Journal of Endocrinology (1995) 145, 521–526
A Acitores, N Gonzalez, V Sancho, I Valverde and ML Villanueva-Penacarrillo
Glucagon-like peptide-1 (GLP-1), an incretin with glucose-dependent insulinotropic and insulin-independent antidiabetic properties, has insulin-like effects on glucose metabolism in extrapancreatic tissues participating in overall glucose homeostasis. These effects are exerted through specific receptors not associated with cAMP, an inositol phosphoglycan being a possible second messenger. In rat hepatocytes, activation of phosphatidylinositol 3-kinase (PI3K)/protein kinase B (PKB), protein kinase C (PKC) and protein phosphatase 1 (PP-1) has been shown to be involved in the GLP-1-induced stimulation of glycogen synthase. We have investigated the role of enzymes known or suggested to mediate the actions of insulin in the GLP-1-induced increase in glycogen synthase a activity in rat skeletal muscle strips. We first explored the effect of GLP-1, compared with that of insulin, on the activation of PI3K, PKB, p70s6 kinase (p70s6k) and p44/42 mitogen-activated protein kinases (MAPKs) and the action of specific inhibitors of these kinases on the insulin- and GLP-1-induced increment in glycogen synthase a activity. The study showed that GLP-1, like insulin, activated PI3K/PKB, p70s6k and p44/42. Wortmannin (a PI3K inhibitor) reduced the stimulatory action of insulin on glycogen synthase a activity and blocked that of GLP-1, rapamycin (a 70s6k inhibitor) did not affect the action of GLP-1 but abolished that of insulin, PD98059 (MAPK inhibitor) was ineffective on insulin but blocked the action of GLP-1, okadaic acid (a PP-2A inhibitor) and tumour necrosis factor-alpha (a PP-1 inhibitor) were both ineffective on GLP-1 but abolished the action of insulin, and Ro 31-8220 (an inhibitor of some PKC isoforms) reduced the effect of GLP-1 while completely preventing that of insulin.

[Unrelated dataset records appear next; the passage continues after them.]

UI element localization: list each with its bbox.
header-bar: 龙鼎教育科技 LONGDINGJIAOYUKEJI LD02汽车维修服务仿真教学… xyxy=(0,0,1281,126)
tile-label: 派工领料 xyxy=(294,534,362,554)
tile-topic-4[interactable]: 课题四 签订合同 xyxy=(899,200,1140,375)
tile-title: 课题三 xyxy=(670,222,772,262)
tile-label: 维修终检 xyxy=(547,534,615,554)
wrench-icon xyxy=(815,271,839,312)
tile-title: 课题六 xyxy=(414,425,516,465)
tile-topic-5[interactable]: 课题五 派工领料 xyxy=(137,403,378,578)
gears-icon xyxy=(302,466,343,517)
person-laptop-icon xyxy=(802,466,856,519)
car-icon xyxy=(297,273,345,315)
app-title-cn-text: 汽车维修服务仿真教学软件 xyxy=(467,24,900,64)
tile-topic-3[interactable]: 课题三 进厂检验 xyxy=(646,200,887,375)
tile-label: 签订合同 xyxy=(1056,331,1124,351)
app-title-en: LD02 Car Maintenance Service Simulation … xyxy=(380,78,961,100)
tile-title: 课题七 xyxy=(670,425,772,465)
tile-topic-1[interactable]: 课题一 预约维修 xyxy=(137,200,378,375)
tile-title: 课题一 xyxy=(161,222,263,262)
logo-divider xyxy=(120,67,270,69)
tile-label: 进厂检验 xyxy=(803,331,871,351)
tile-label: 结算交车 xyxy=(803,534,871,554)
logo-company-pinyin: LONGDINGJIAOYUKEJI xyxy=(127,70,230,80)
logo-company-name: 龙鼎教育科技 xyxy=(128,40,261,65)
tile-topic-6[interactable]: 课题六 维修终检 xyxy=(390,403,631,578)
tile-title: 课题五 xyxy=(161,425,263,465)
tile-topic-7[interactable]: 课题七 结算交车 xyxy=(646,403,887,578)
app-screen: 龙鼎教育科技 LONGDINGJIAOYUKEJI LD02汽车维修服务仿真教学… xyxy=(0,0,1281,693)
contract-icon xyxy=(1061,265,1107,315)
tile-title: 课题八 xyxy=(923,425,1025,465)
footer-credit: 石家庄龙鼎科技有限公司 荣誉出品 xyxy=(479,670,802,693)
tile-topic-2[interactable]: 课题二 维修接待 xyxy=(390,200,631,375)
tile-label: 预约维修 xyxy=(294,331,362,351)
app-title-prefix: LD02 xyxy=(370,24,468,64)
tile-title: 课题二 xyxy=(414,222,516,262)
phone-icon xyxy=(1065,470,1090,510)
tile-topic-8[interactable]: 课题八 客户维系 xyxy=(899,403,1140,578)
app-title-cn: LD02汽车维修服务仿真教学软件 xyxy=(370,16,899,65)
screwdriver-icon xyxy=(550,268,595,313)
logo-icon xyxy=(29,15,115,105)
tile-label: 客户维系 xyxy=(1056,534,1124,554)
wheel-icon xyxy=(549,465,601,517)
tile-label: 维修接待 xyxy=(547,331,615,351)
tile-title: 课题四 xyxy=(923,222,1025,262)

It was concluded that activation of PI3K/PKB and MAPKs is required for the GLP-1-induced increment in glycogen synthase a activity, while PKC, although apparently participating, does not seem to play an essential role; unlike in insulin signaling, p70s6k, PP-1 and PP-2A do not seem to be needed in the action of GLP-1 upon glycogen synthase a activity in rat muscle.